Kaoz’s eyes narrowed. He was beginning to see that this was not a normal fight. Borg’s blows, while powerful, were wild and undisciplined. It was as if something else, some unseen power, was guiding him, making him stronger, more resilient. This was not a test of strength; it was a test of will.

The fight dragged on, a brutal, exhausting exchange. Kaoz took a blow to the shoulder that dislocated it with a sickening pop, but he fought on, ignoring the pain. He ducked under a wide swing of Borg’s club and drove his claws deep into the soft flesh of his opponent’s stomach, tearing through muscle and sinew. Borg grunted in pain, but the wound seemed to heal almost instantly, the putrid flesh knitting itself back together with a repulsive speed.

The realization dawned on Kaoz. This wasn’t a myz he was fighting; it was something like a ghost. A reanimated husk, controlled by something else. The fight wasn’t about winning, but about surviving long enough to figure out how to stop the unstoppable. He saw the crystal embedded in Borg’s eye. A source of power, an amulet, a focus for some dark magic. He would not defeat the body, but the magic within.

With a final, desperate burst of energy, Kaoz dodged a blow that would have caved in his skull and lunged forward. He ignored the gnashing club, the healing wounds, the endless blows. His entire focus was on that single glowing crystal. With a roar of pure, animal rage, he plunged his hand into Borg’s eye socket and tore the crystal from its setting.

The effect was instantaneous. Borg’s body went limp, his limbs twitching, the grotesque growths on his skin shriveling and turning to ash. The light in the crystal faded, and with a final, rattling gasp, the giant creature collapsed, a pile of dead flesh and bone. Kaoz stood over his defeated foe, his chest heaving, his body battered and bleeding, but victorious.

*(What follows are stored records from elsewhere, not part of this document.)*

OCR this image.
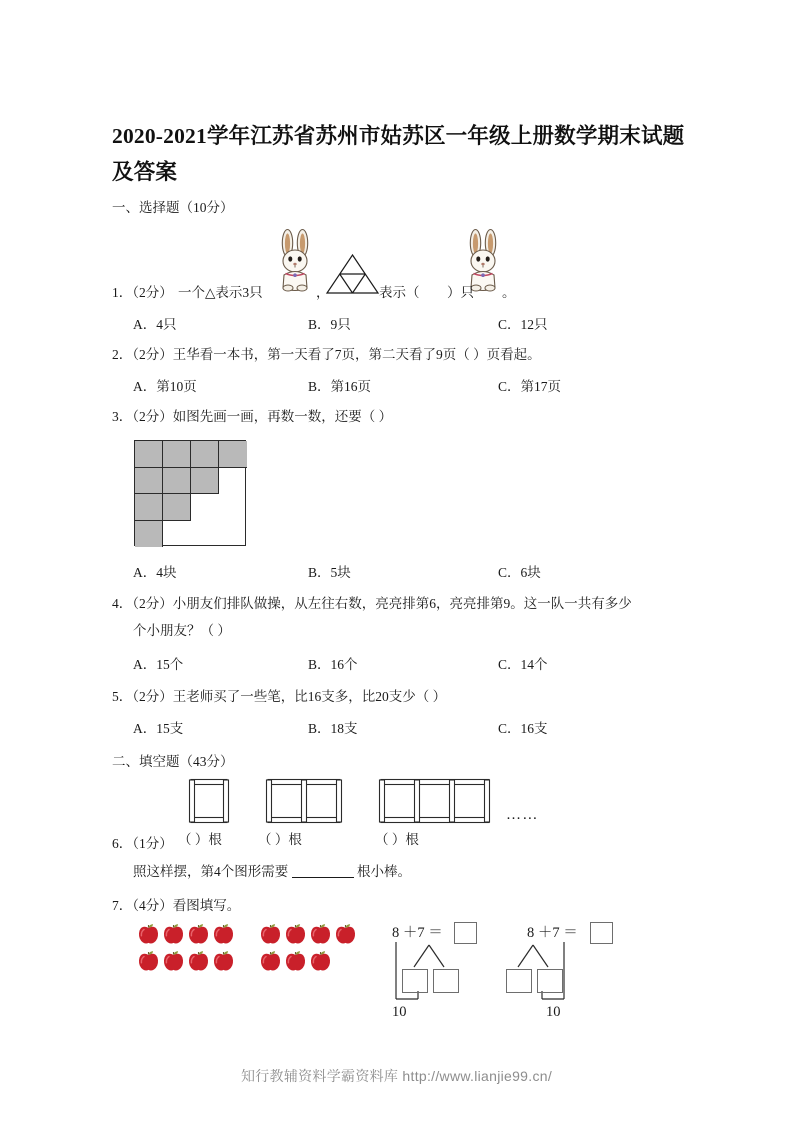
2020-2021学年江苏省苏州市姑苏区一年级上册数学期末试题及答案
一、选择题（10分）
1．（2分） 一个△表示3只	，	表示（ ）只 。
A．4只	B．9只	C．12只
2．（2分）王华看一本书，第一天看了7页，第二天看了9页（ ）页看起。
A．第10页	B．第16页	C．第17页
3．（2分）如图先画一画，再数一数，还要（ ）
A．4块	B．5块	C．6块
4．（2分）小朋友们排队做操，从左往右数，亮亮排第6，亮亮排第9。这一队一共有多少
个小朋友？（ ）
A．15个	B．16个	C．14个
5．（2分）王老师买了一些笔，比16支多，比20支少（ ）
A．15支	B．18支	C．16支
二、填空题（43分）
……
6．（1分） （ ）根	（ ）根	（ ）根
照这样摆，第4个图形需要	根小棒。
7．（4分）看图填写。
8 ＋7 ＝
10
8 ＋7 ＝
10
知行教辅资料学霸资料库 http://www.lianjie99.cn/
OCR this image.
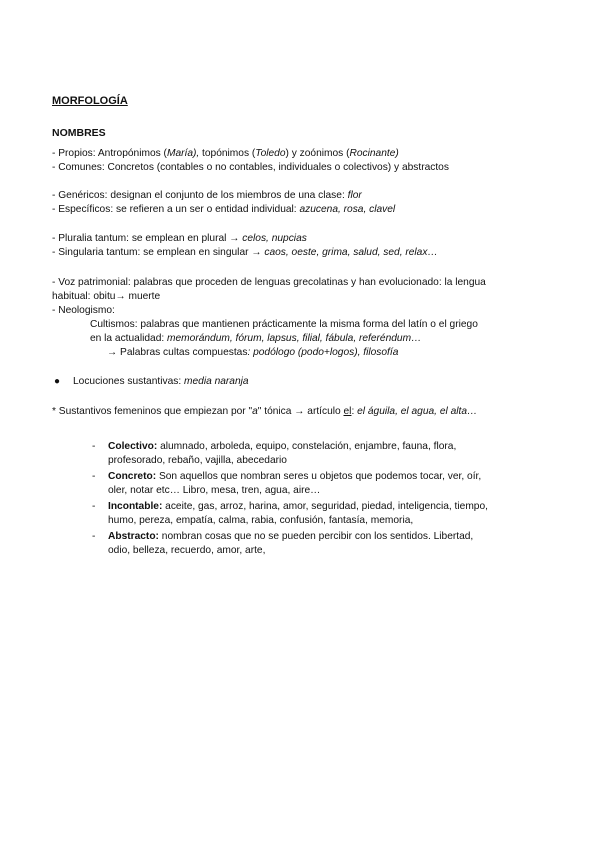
MORFOLOGÍA
NOMBRES
- Propios: Antropónimos (María), topónimos (Toledo) y zoónimos (Rocinante)
- Comunes: Concretos (contables o no contables, individuales o colectivos) y abstractos
- Genéricos: designan el conjunto de los miembros de una clase: flor
- Específicos: se refieren a un ser o entidad individual: azucena, rosa, clavel
- Pluralia tantum: se emplean en plural → celos, nupcias
- Singularia tantum: se emplean en singular → caos, oeste, grima, salud, sed, relax…
- Voz patrimonial: palabras que proceden de lenguas grecolatinas y han evolucionado: la lengua
habitual: obitu→ muerte
- Neologismo:
Cultismos: palabras que mantienen prácticamente la misma forma del latín o el griego
en la actualidad: memorándum, fórum, lapsus, filial, fábula, referéndum…
→ Palabras cultas compuestas: podólogo (podo+logos), filosofía
● Locuciones sustantivas: media naranja
* Sustantivos femeninos que empiezan por "a" tónica → artículo el: el águila, el agua, el alta…
- Colectivo: alumnado, arboleda, equipo, constelación, enjambre, fauna, flora,
profesorado, rebaño, vajilla, abecedario
- Concreto: Son aquellos que nombran seres u objetos que podemos tocar, ver, oír,
oler, notar etc… Libro, mesa, tren, agua, aire…
- Incontable: aceite, gas, arroz, harina, amor, seguridad, piedad, inteligencia, tiempo,
humo, pereza, empatía, calma, rabia, confusión, fantasía, memoria,
- Abstracto: nombran cosas que no se pueden percibir con los sentidos. Libertad,
odio, belleza, recuerdo, amor, arte,
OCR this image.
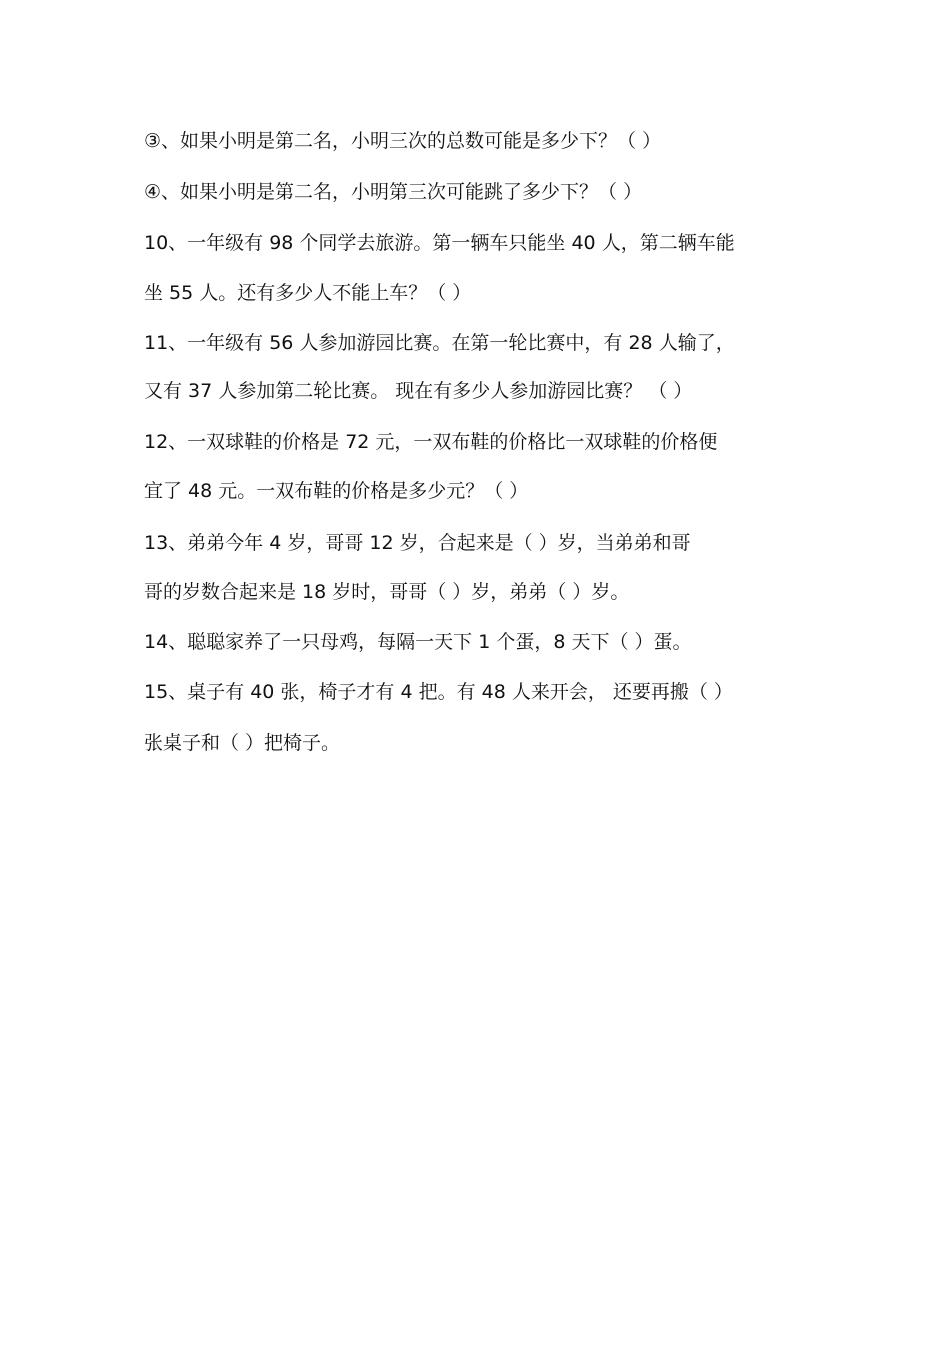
③、如果小明是第二名，小明三次的总数可能是多少下？（ ）
④、如果小明是第二名，小明第三次可能跳了多少下？（ ）
10、一年级有 98 个同学去旅游。第一辆车只能坐 40 人，第二辆车能
坐 55 人。还有多少人不能上车？（ ）
11、一年级有 56 人参加游园比赛。在第一轮比赛中，有 28 人输了，
又有 37 人参加第二轮比赛。 现在有多少人参加游园比赛？ （ ）
12、一双球鞋的价格是 72 元，一双布鞋的价格比一双球鞋的价格便
宜了 48 元。一双布鞋的价格是多少元？（ ）
13、弟弟今年 4 岁，哥哥 12 岁，合起来是（ ）岁，当弟弟和哥
哥的岁数合起来是 18 岁时，哥哥（ ）岁，弟弟（ ）岁。
14、聪聪家养了一只母鸡，每隔一天下 1 个蛋，8 天下（ ）蛋。
15、桌子有 40 张，椅子才有 4 把。有 48 人来开会， 还要再搬（ ）
张桌子和（ ）把椅子。
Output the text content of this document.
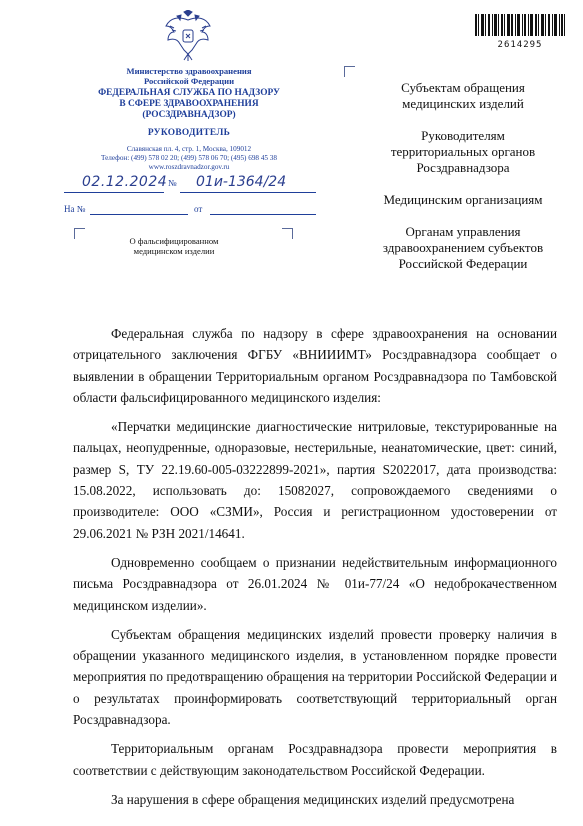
Министерство здравоохранения
Российской Федерации
ФЕДЕРАЛЬНАЯ СЛУЖБА ПО НАДЗОРУ
В СФЕРЕ ЗДРАВООХРАНЕНИЯ
(РОСЗДРАВНАДЗОР)
РУКОВОДИТЕЛЬ
Славянская пл. 4, стр. 1, Москва, 109012
Телефон: (499) 578 02 20; (499) 578 06 70; (495) 698 45 38
www.roszdravnadzor.gov.ru
02.12.2024 № 01и-1364/24
На №	от
О фальсифицированном
медицинском изделии
2614295
Субъектам обращения
медицинских изделий
Руководителям
территориальных органов
Росздравнадзора
Медицинским организациям
Органам управления
здравоохранением субъектов
Российской Федерации

Федеральная служба по надзору в сфере здравоохранения на основании отрицательного заключения ФГБУ «ВНИИИМТ» Росздравнадзора сообщает о выявлении в обращении Территориальным органом Росздравнадзора по Тамбовской области фальсифицированного медицинского изделия:

«Перчатки медицинские диагностические нитриловые, текстурированные на пальцах, неопудренные, одноразовые, нестерильные, неанатомические, цвет: синий, размер S, ТУ 22.19.60-005-03222899-2021», партия S2022017, дата производства: 15.08.2022, использовать до: 15082027, сопровождаемого сведениями о производителе: ООО «СЗМИ», Россия и регистрационном удостоверении от 29.06.2021 № РЗН 2021/14641.

Одновременно сообщаем о признании недействительным информационного письма Росздравнадзора от 26.01.2024 № 01и-77/24 «О недоброкачественном медицинском изделии».

Субъектам обращения медицинских изделий провести проверку наличия в обращении указанного медицинского изделия, в установленном порядке провести мероприятия по предотвращению обращения на территории Российской Федерации и о результатах проинформировать соответствующий территориальный орган Росздравнадзора.

Территориальным органам Росздравнадзора провести мероприятия в соответствии с действующим законодательством Российской Федерации.

За нарушения в сфере обращения медицинских изделий предусмотрена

It was, of course, exactly what I wanted. It’s so amusing to watch them fight their way to victory, only to have that victory turn to ash in their mouths.

I materialized then, not as myself, of course. Mortals can’t handle my true form and live to tell about it. I came as the Shaitan, the whispering voice on the wind, the shadow that dances in the corner of your eye.

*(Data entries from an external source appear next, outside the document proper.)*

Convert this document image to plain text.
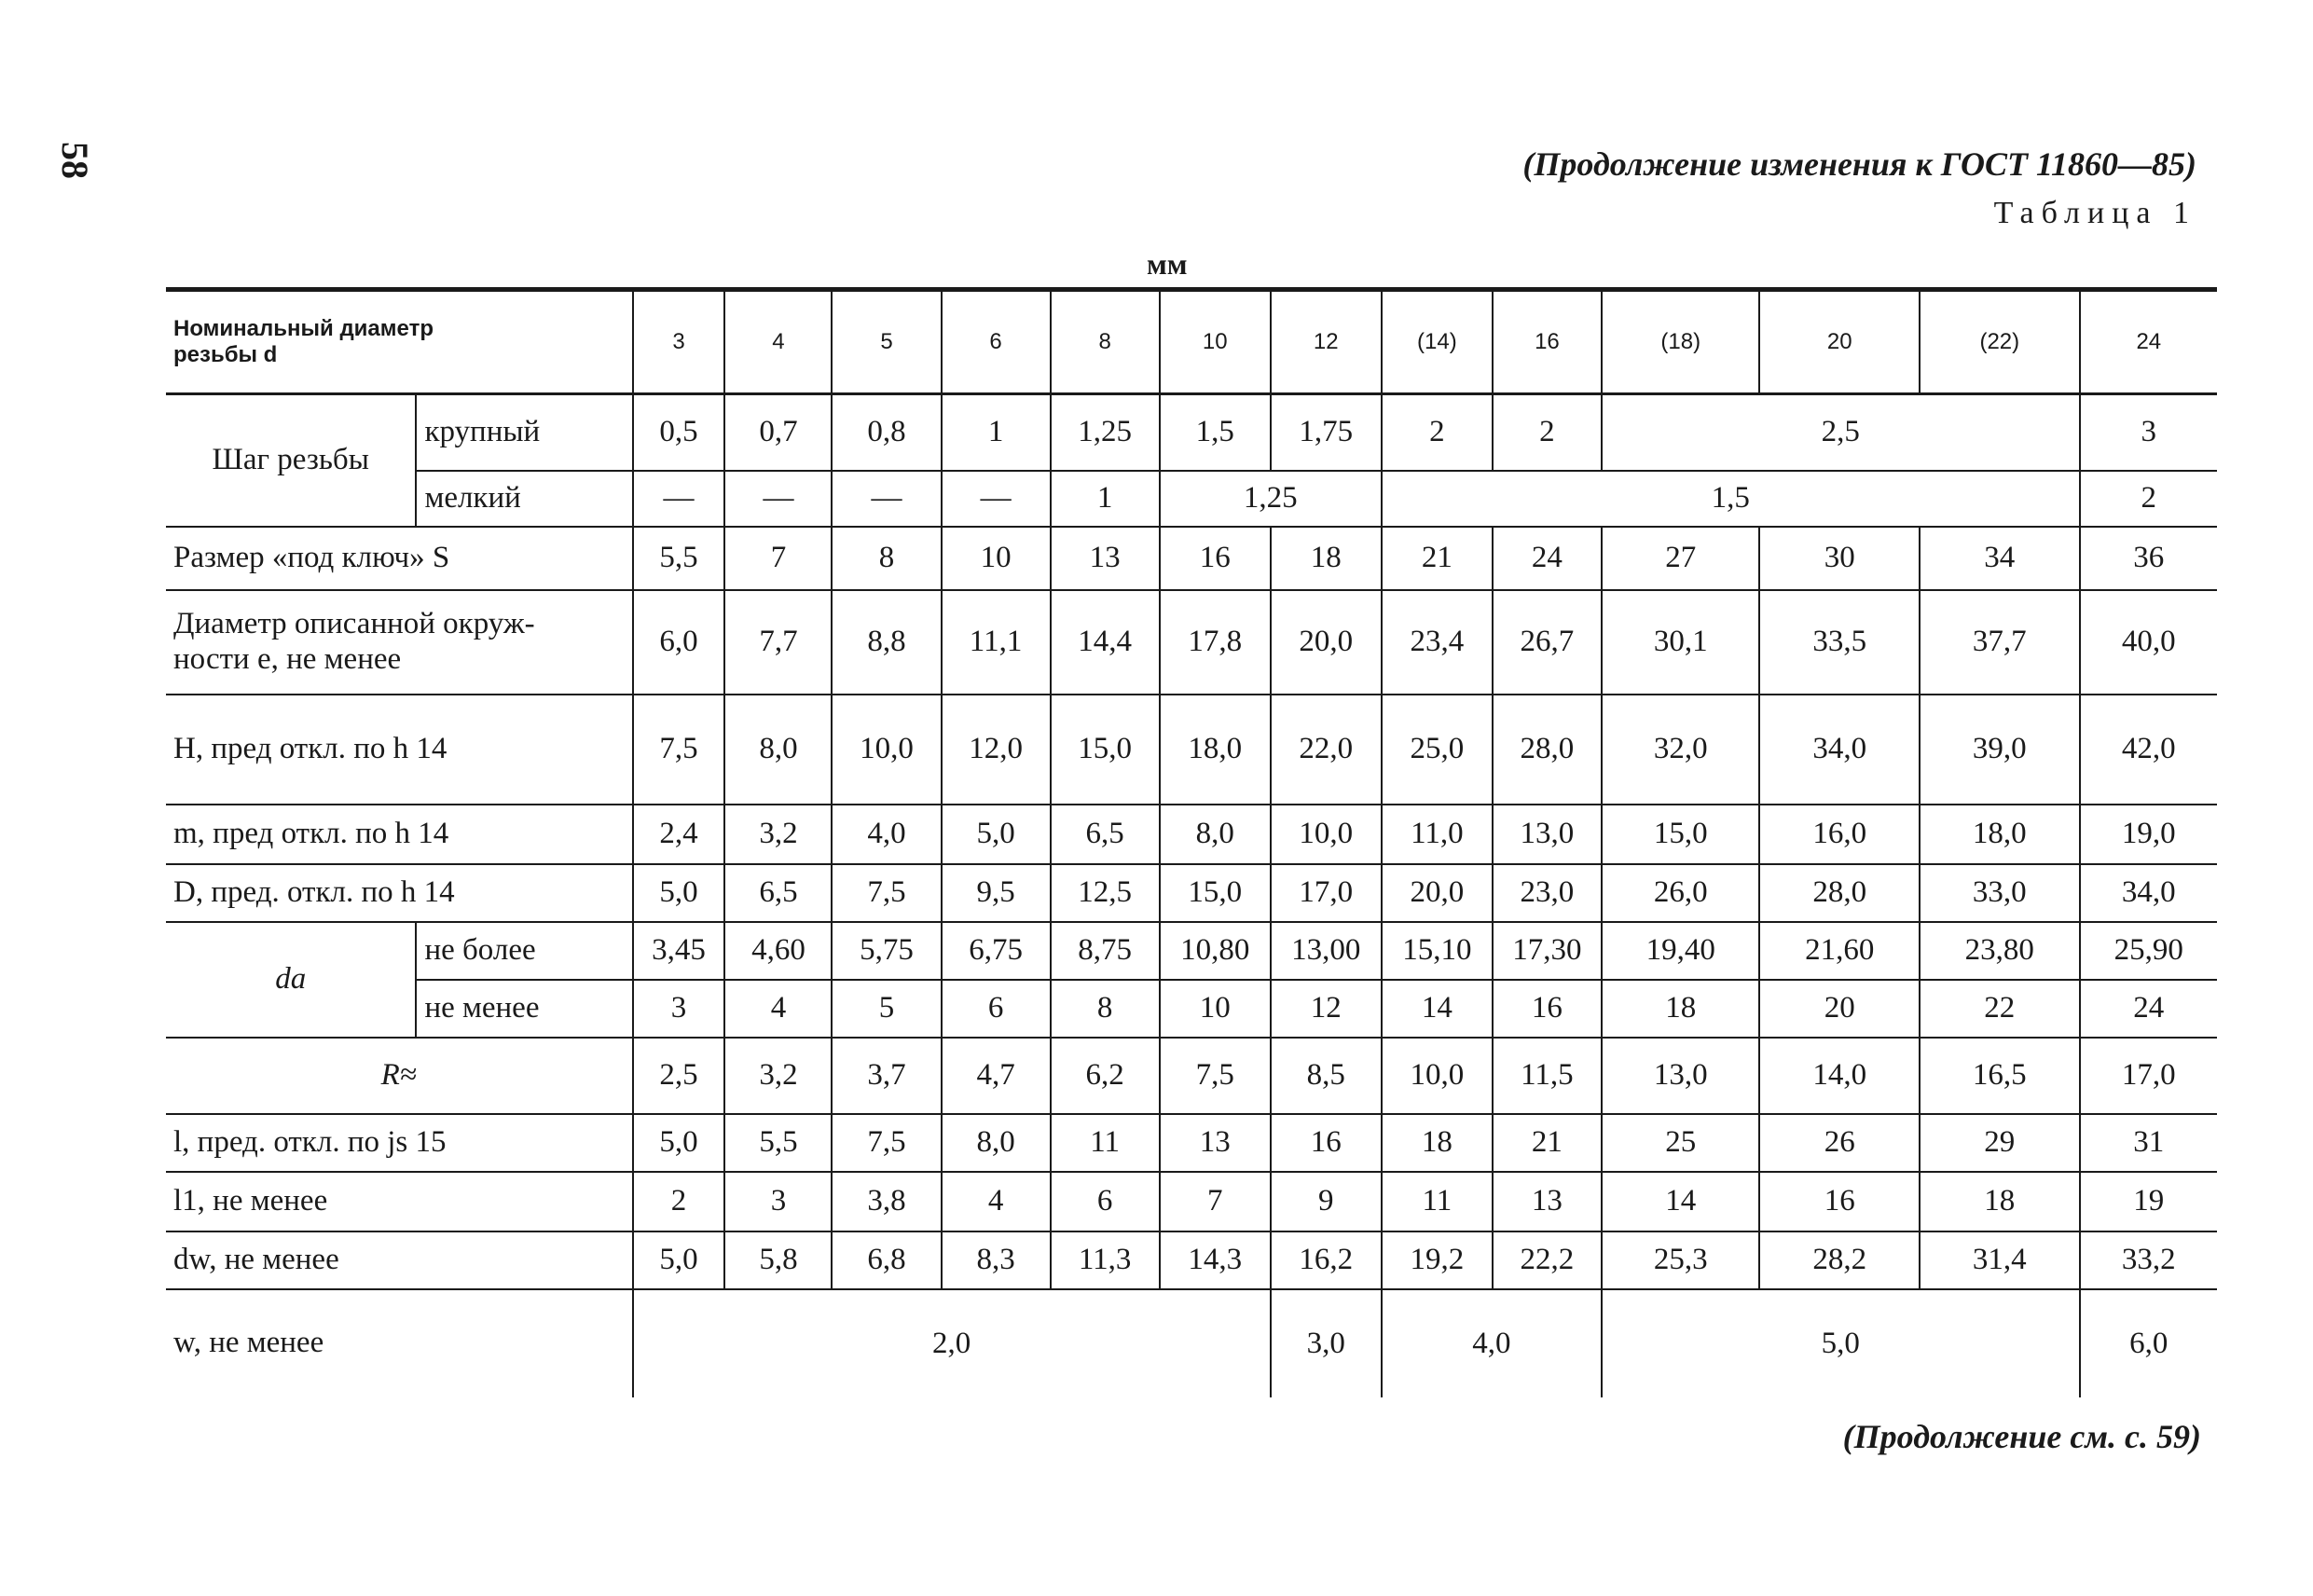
58	(Продолжение изменения к ГОСТ 11860—85)
Таблица 1
мм
Номинальный диаметр
резьбы d		3	4	5	6	8	10	12	(14)	16	(18)	20	(22)	24
Шаг резьбы	крупный	0,5	0,7	0,8	1	1,25	1,5	1,75	2	2	2,5			3
	мелкий	—	—	—	—	1	1,25		1,5					2
Размер «под ключ» S		5,5	7	8	10	13	16	18	21	24	27	30	34	36
Диаметр описанной окруж-
ности e, не менее		6,0	7,7	8,8	11,1	14,4	17,8	20,0	23,4	26,7	30,1	33,5	37,7	40,0
H, пред откл. по h 14		7,5	8,0	10,0	12,0	15,0	18,0	22,0	25,0	28,0	32,0	34,0	39,0	42,0
m, пред откл. по h 14		2,4	3,2	4,0	5,0	6,5	8,0	10,0	11,0	13,0	15,0	16,0	18,0	19,0
D, пред. откл. по h 14		5,0	6,5	7,5	9,5	12,5	15,0	17,0	20,0	23,0	26,0	28,0	33,0	34,0
da	не более	3,45	4,60	5,75	6,75	8,75	10,80	13,00	15,10	17,30	19,40	21,60	23,80	25,90
	не менее	3	4	5	6	8	10	12	14	16	18	20	22	24
R≈		2,5	3,2	3,7	4,7	6,2	7,5	8,5	10,0	11,5	13,0	14,0	16,5	17,0
l, пред. откл. по js 15		5,0	5,5	7,5	8,0	11	13	16	18	21	25	26	29	31
l1, не менее		2	3	3,8	4	6	7	9	11	13	14	16	18	19
dw, не менее		5,0	5,8	6,8	8,3	11,3	14,3	16,2	19,2	22,2	25,3	28,2	31,4	33,2
w, не менее		2,0						3,0	4,0		5,0			6,0
(Продолжение см. с. 59)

“A job well done, my champion,” I hissed, my voice a thousand voices all at once, a serpent’s whisper and a dragon’s roar. “You have proven yourself worthy.”

Kaoz looked up, his brow furrowed in confusion. “Who?”

I laughed, a dry, rattling sound that made the ground tremble. “I am your master. Your destiny. And now… your captor.”

I then raised my hands, and with a word, a single, elegant syllable of power, I cast the spell of immobilization. Kaoz’s body, already exhausted from the battle, went rigid. His muscles, moments ago a weapon of destruction, now felt like stone. He was trapped, a living statue, his eyes wide with a mix of shock and betrayal.

And then, I made a sound. A low whistle, like the cry of a bat on a moonless night. And from the shadows, they came. My little Derkka goblins, my slaves. They scurried from their hiding places, their tiny, hunched forms moving with a nervous energy. They carried nets and cords, ready to do my bidding.

“Pack him up,” I commanded, my voice dripping with satisfaction. “And take him to the Cauldron. My work with Kaoz is just beginning. The true test of his loyalty, and my power, awaits him there.”

The little goblins swarmed him, their tiny hands wrapping him in a net of enchanted rope. I watched them work, a small smile playing on my lips. It was a perfect ending. A hero’s victory, followed by a villain’s triumph.

I smiled. My plans were unfolding beautifully. My pawn would soon arrive, to be delivered safely to my doorstep by another of my pawns. Kaoz would soon be mine, body and soul. The torture, the lobotomy, the reprogramming—it was all waiting for him in my Life Labs. His mind, once a blank slate, would now be etched with a single, unshakeable loyalty. A loyalty to The Shaitan over all other gods – only he’d never know that my promises were all lies – at least not until it was too late.